I love this. Rich, hearty, and it’s super easy to make with lots of different ingredients you may have on hand. I’ve made this jumbalaya many different ways — fresh green beans, parsnip, daikon radish, spinach, parsley, experiment with your veggies and find different combinations you love. The below ingredient list is a great base and guaranteed to taste amazing. Also note that you can use canned beans for a quicker dish, but I prefer to use a mixture of dried beans, soaked overnight and cooked longer with the other ingredients. The longer process creates that more saturated, slightly spiced “jumbalaya” flavor.
Ingredients
3 T. olive oil
3 garlic cloves
2 yellow onions, chopped
3-4 stalks celery, chopped *optional
5-6 carrots, chopped
4 c. chicken or vegetable broth
3/4 c. brown lentils
3/4 c. black beans
1 c. white beans
1 c. kidney beans
2-3 c. water
1 large can diced tomatoes
4-5 zucchinis, quartered and sliced 1/2″ thick
2 T. chopped fresh oregano
1 T. chopped fresh basil
Directions
The night before — mix the dried lentils, black, white, and kidney beans in a large bowl and cover generously with water. (The beans will expand a bit as they soak, so add enough water to allow for the rise. Let soak overnight or at least 8 hours. After soaking, drain beans and rinse well. Set aside.
Heat olive oil in a large stock pot and sauté garlic 2-3 minutes until fragrant. Add the chopped onion and sauté 5 minutes until it begins to caramelize. Add carrots and celery and sauté for 2-3 minutes.
Add the broth, water, chopped tomatoes and bring to a boil while stirring frequently. Once it reaches a boil, reduce heat to low and add the dried bean mixture. Cook for 20 minutes, then add zucchini, oregano, basil, salt and pepper. Simmer on low, stirring occasionally until beans are tender. You can add more liquid if needed to cover beans.

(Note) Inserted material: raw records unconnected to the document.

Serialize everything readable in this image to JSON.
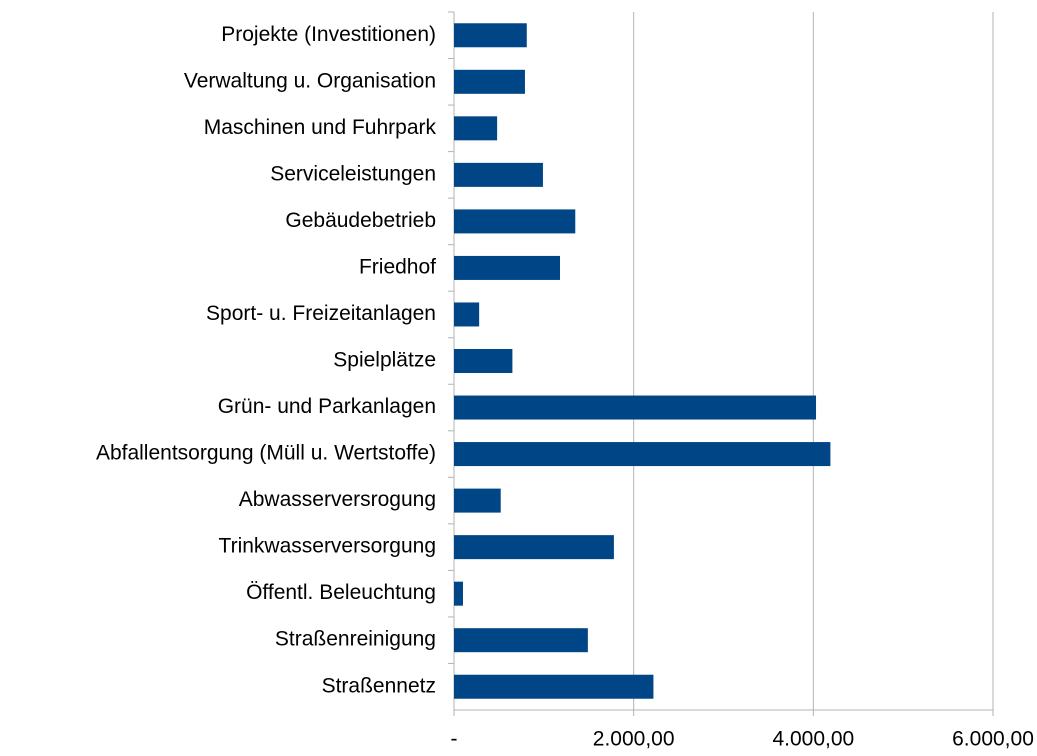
{
  "chart_data": {
    "type": "bar",
    "orientation": "horizontal",
    "categories": [
      "Projekte (Investitionen)",
      "Verwaltung u. Organisation",
      "Maschinen und Fuhrpark",
      "Serviceleistungen",
      "Gebäudebetrieb",
      "Friedhof",
      "Sport- u. Freizeitanlagen",
      "Spielplätze",
      "Grün- und Parkanlagen",
      "Abfallentsorgung (Müll u. Wertstoffe)",
      "Abwasserversrogung",
      "Trinkwasserversorgung",
      "Öffentl. Beleuchtung",
      "Straßenreinigung",
      "Straßennetz"
    ],
    "values": [
      810,
      790,
      480,
      990,
      1350,
      1180,
      280,
      650,
      4030,
      4190,
      520,
      1780,
      100,
      1490,
      2220
    ],
    "color": "#004586",
    "xlim": [
      0,
      6000
    ],
    "xticks": [
      {
        "value": 0,
        "label": "-"
      },
      {
        "value": 2000,
        "label": "2.000,00"
      },
      {
        "value": 4000,
        "label": "4.000,00"
      },
      {
        "value": 6000,
        "label": "6.000,00"
      }
    ],
    "grid": true
  }
}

The timing for this dish is super flexible. I tend to cook as long as possible, 2-3 hours, so all the flavors become incredibly saturated, creating a rich, hearty, almost spicy flavor. The most important part — test the larger beans to ensure they’re tender before removing from heat. (If short on time, you can omit the lentils, and instead use canned white, black, and kidney beans, adding them at the same time as the zucchini, oregano, basil, salt and pepper, and cook the mixture for about 30-40 minutes total. The flavor is much lighter but still delicious.)
Once cooked, remove from heat and serve. I serve this dish as is or with a spoonful of thick greek yogurt on top if in the mood for a creamier texture. Allow the jumbalaya to cool before storing in the fridge or freezing. Enjoy!